- Это не ответ… Ты здесь одна такая, а похожих на меня много.
- Ты не похож на других. У тебя несчастные глаза.
- Разве?
- Но это раньше. А теперь счастливые. Слушай, а зачем эти татуировки. - Тут… и тут… И даже тут…
- Когда в нашем государстве рождается человек, ему сразу делают вот эту татуировку. "Не забуду мать родную". Видишь, она уже еле видна. Вот этот венок на плече означает, что я сподвижник. Когда стану соратником, к венку добавляются ленты. Портрет Силы Гораздовича должен быть у всех членов Кабинета Министров. Фигура Перуна - у всех волхвов. А про многие рисунки я и сам толком ничего не знаю.

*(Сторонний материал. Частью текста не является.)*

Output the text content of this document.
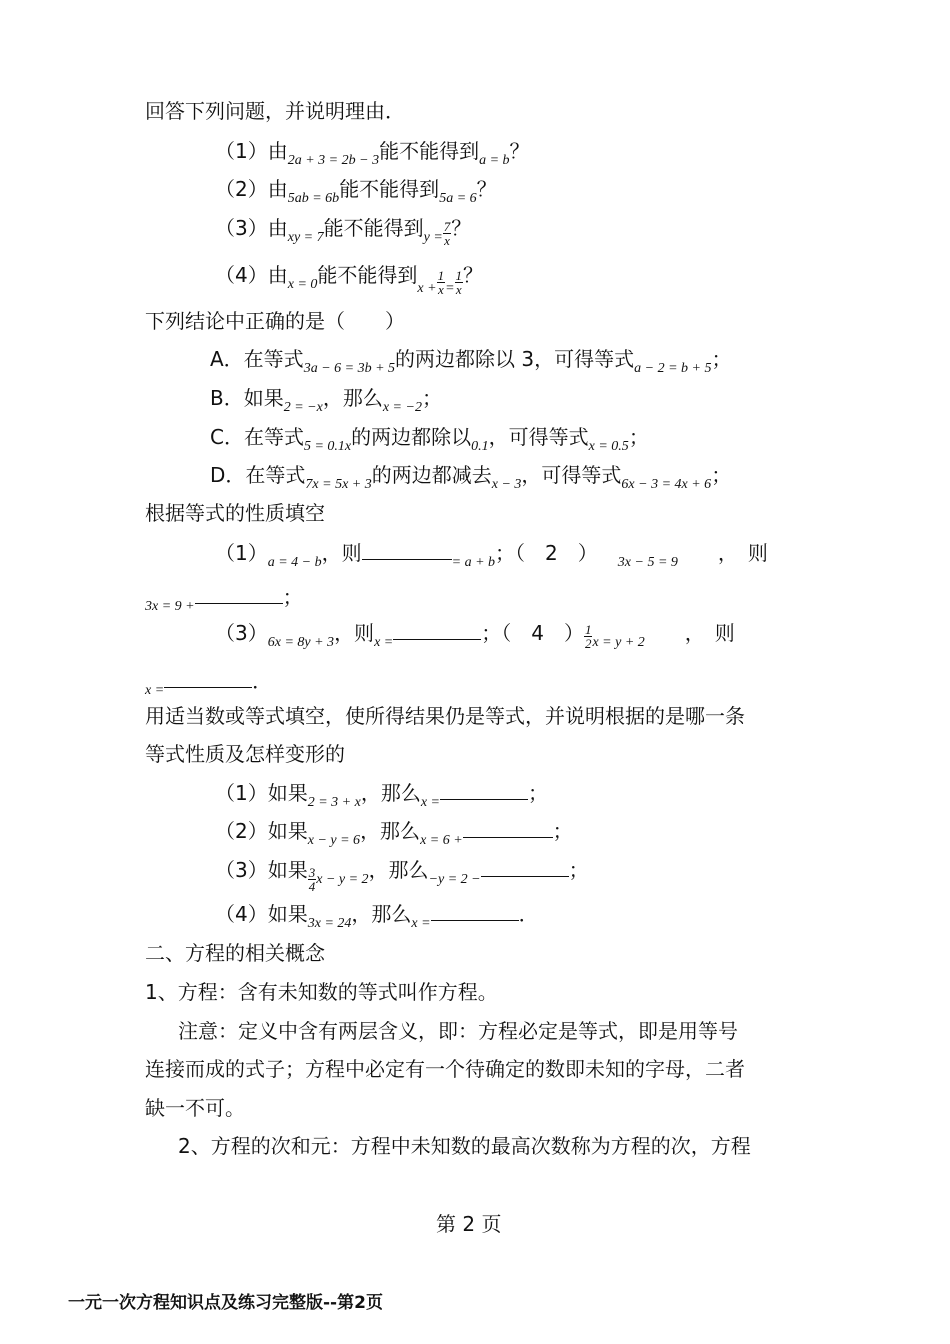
回答下列问题，并说明理由．
（1）由$_{2a + 3 = 2b - 3}$能不能得到$_{a = b}$？
（2）由$_{5ab = 6b}$能不能得到$_{5a = 6}$？
（3）由$_{xy = 7}$能不能得到$_{y =} \frac{7}{x}$ ？
（4）由$_{x = 0}$能不能得到$_{x +} \frac{1}{x} _= \frac{1}{x}$ ？
下列结论中正确的是（　　）
A．在等式$_{3a - 6 = 3b + 5}$的两边都除以 3，可得等式$_{a - 2 = b + 5}$；
B．如果$_{2 = -x}$，那么$_{x = -2}$；
C．在等式$_{5 = 0.1x}$的两边都除以$_{0.1}$，可得等式$_{x = 0.5}$；
D．在等式$_{7x = 5x + 3}$的两边都减去$_{x - 3}$，可得等式$_{6x - 3 = 4x + 6}$；
根据等式的性质填空
$(1)_{a = 4 - b}$，则	$_{= a + b}$；（　2　）  $_{3x - 5 = 9}$   ，　则
$_{3x = 9 +}$	；
$(3)_{6x = 8y + 3}$，则$_{x =}$	；（　4　） $\frac{1}{2} _{x = y + 2}$   ，　则
$_{x =}$	．
用适当数或等式填空，使所得结果仍是等式，并说明根据的是哪一条
等式性质及怎样变形的
（1）如果$_{2 = 3 + x}$，那么$_{x =}$	；
（2）如果$_{x - y = 6}$，那么$_{x = 6 +}$	；
（3）如果 $\frac{3}{4} _{x - y = 2}$，那么$_{-y = 2 -}$	；
（4）如果$_{3x = 24}$，那么$_{x =}$	．
二、方程的相关概念
1、方程：含有未知数的等式叫作方程。
　注意：定义中含有两层含义，即：方程必定是等式，即是用等号
连接而成的式子；方程中必定有一个待确定的数即未知的字母，二者
缺一不可。
　2、方程的次和元：方程中未知数的最高次数称为方程的次，方程
第 2 页
一元一次方程知识点及练习完整版--第2页
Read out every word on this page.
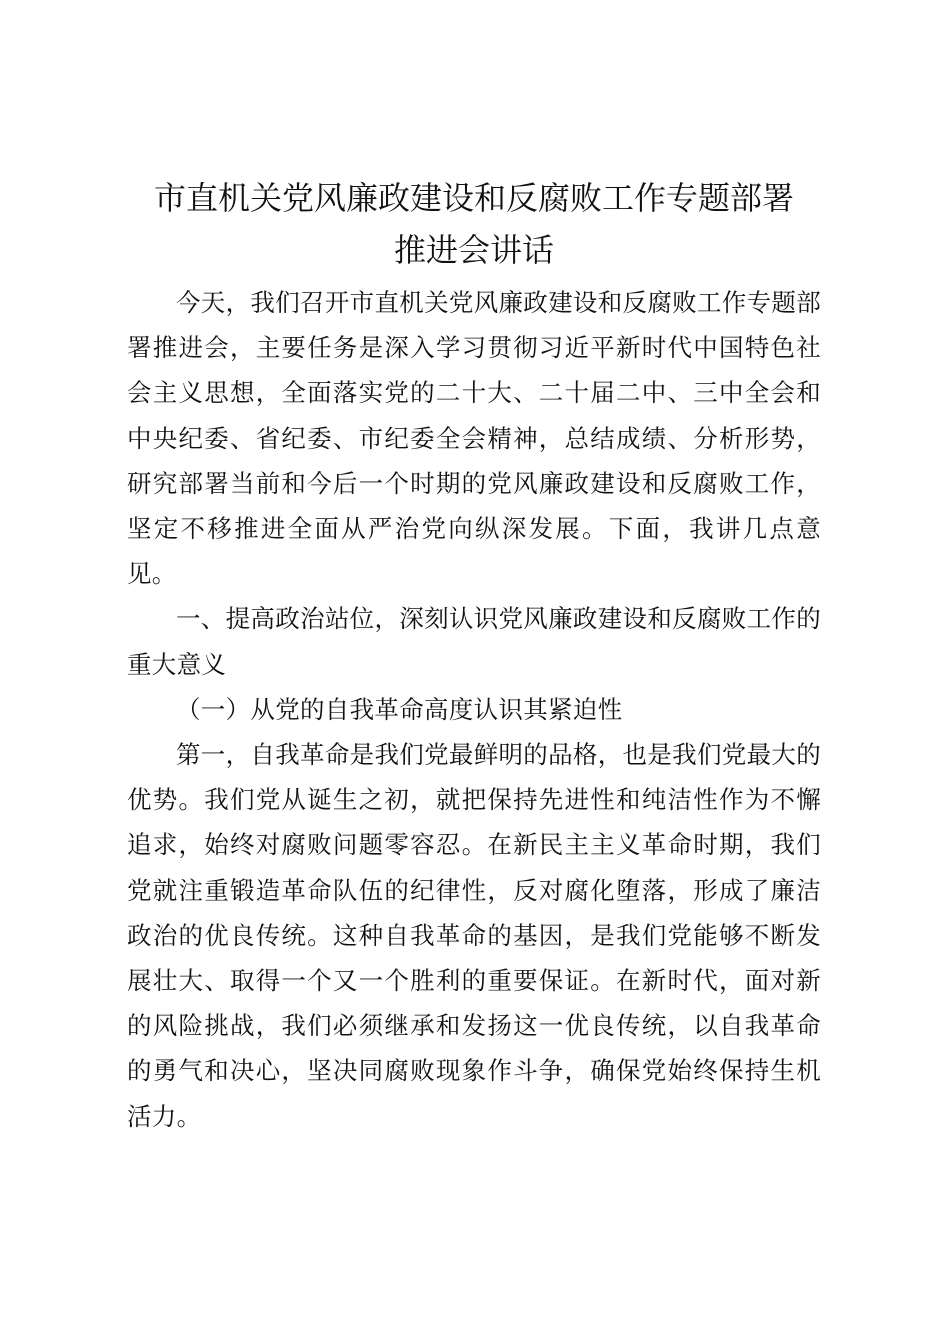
市直机关党风廉政建设和反腐败工作专题部署
推进会讲话

今天，我们召开市直机关党风廉政建设和反腐败工作专题部署推进会，主要任务是深入学习贯彻习近平新时代中国特色社会主义思想，全面落实党的二十大、二十届二中、三中全会和中央纪委、省纪委、市纪委全会精神，总结成绩、分析形势，研究部署当前和今后一个时期的党风廉政建设和反腐败工作，坚定不移推进全面从严治党向纵深发展。下面，我讲几点意见。

一、提高政治站位，深刻认识党风廉政建设和反腐败工作的重大意义

（一）从党的自我革命高度认识其紧迫性

第一，自我革命是我们党最鲜明的品格，也是我们党最大的优势。我们党从诞生之初，就把保持先进性和纯洁性作为不懈追求，始终对腐败问题零容忍。在新民主主义革命时期，我们党就注重锻造革命队伍的纪律性，反对腐化堕落，形成了廉洁政治的优良传统。这种自我革命的基因，是我们党能够不断发展壮大、取得一个又一个胜利的重要保证。在新时代，面对新的风险挑战，我们必须继承和发扬这一优良传统，以自我革命的勇气和决心，坚决同腐败现象作斗争，确保党始终保持生机活力。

- Ужас! И у женщин есть татуировки?
- И у женщин. Но в основном на спине… и ниже. Кстати, это считается красивым. Татуировками занимается специальное министерство.
- Пыток?
- Нет, культуры.
- Если хочешь, и я для тебя сделаю татуировку.

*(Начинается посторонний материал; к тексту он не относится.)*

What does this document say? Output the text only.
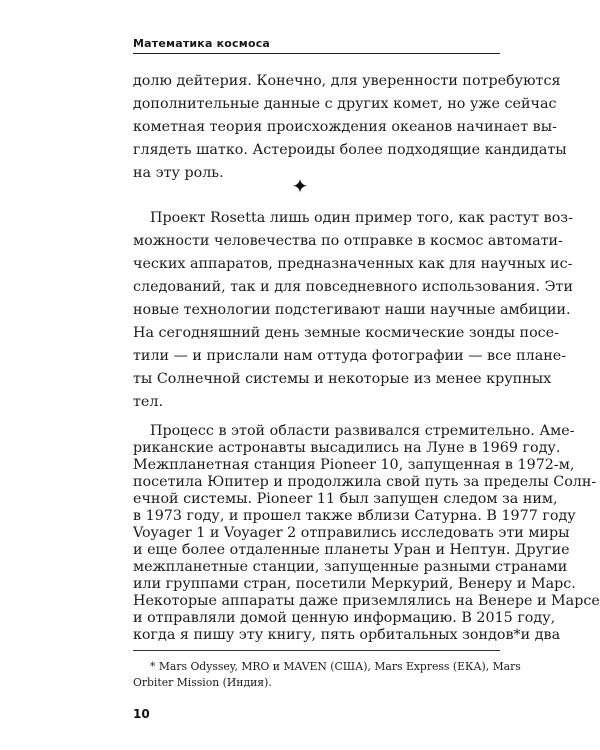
Математика космоса
долю дейтерия. Конечно, для уверенности потребуются
дополнительные данные с других комет, но уже сейчас
кометная теория происхождения океанов начинает вы-
глядеть шатко. Астероиды более подходящие кандидаты
на эту роль.
✦
Проект Rosetta лишь один пример того, как растут воз-
можности человечества по отправке в космос автомати-
ческих аппаратов, предназначенных как для научных ис-
следований, так и для повседневного использования. Эти
новые технологии подстегивают наши научные амбиции.
На сегодняшний день земные космические зонды посе-
тили — и прислали нам оттуда фотографии — все плане-
ты Солнечной системы и некоторые из менее крупных
тел.
Процесс в этой области развивался стремительно. Аме-
риканские астронавты высадились на Луне в 1969 году.
Межпланетная станция Pioneer 10, запущенная в 1972-м,
посетила Юпитер и продолжила свой путь за пределы Солн-
ечной системы. Pioneer 11 был запущен следом за ним,
в 1973 году, и прошел также вблизи Сатурна. В 1977 году
Voyager 1 и Voyager 2 отправились исследовать эти миры
и еще более отдаленные планеты Уран и Нептун. Другие
межпланетные станции, запущенные разными странами
или группами стран, посетили Меркурий, Венеру и Марс.
Некоторые аппараты даже приземлялись на Венере и Марсе
и отправляли домой ценную информацию. В 2015 году,
когда я пишу эту книгу, пять орбитальных зондов*и два
* Mars Odyssey, MRO и MAVEN (США), Mars Express (ЕКА), Mars
Orbiter Mission (Индия).
10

- Не надо. Тебе же будет больно.
- Не убирай руку… Вот так… Хорошо…
- А так?
- Тоже. У тебя добрые руки. И боль снимают, и усталость…
- Разве ты устала?
- Нет, что ты? Ведь до утра еще долго?
- Еще долго.
- А утром ты уйдешь?
- Да. Наверное.
- Не уходи. Мне будет страшно одной.
- С виду ты такая смелая.
- Разве что с виду. Я боюсь здешних людей, здешних идолов, здешних собак. Все на меня косятся. Губную помаду украли, расческу… Так тяжело бывает на душе.
- Зачем же ты тогда пришла?
- Об этом уже поздно говорить.
- Жалеешь?
- Нет. Теперь нет.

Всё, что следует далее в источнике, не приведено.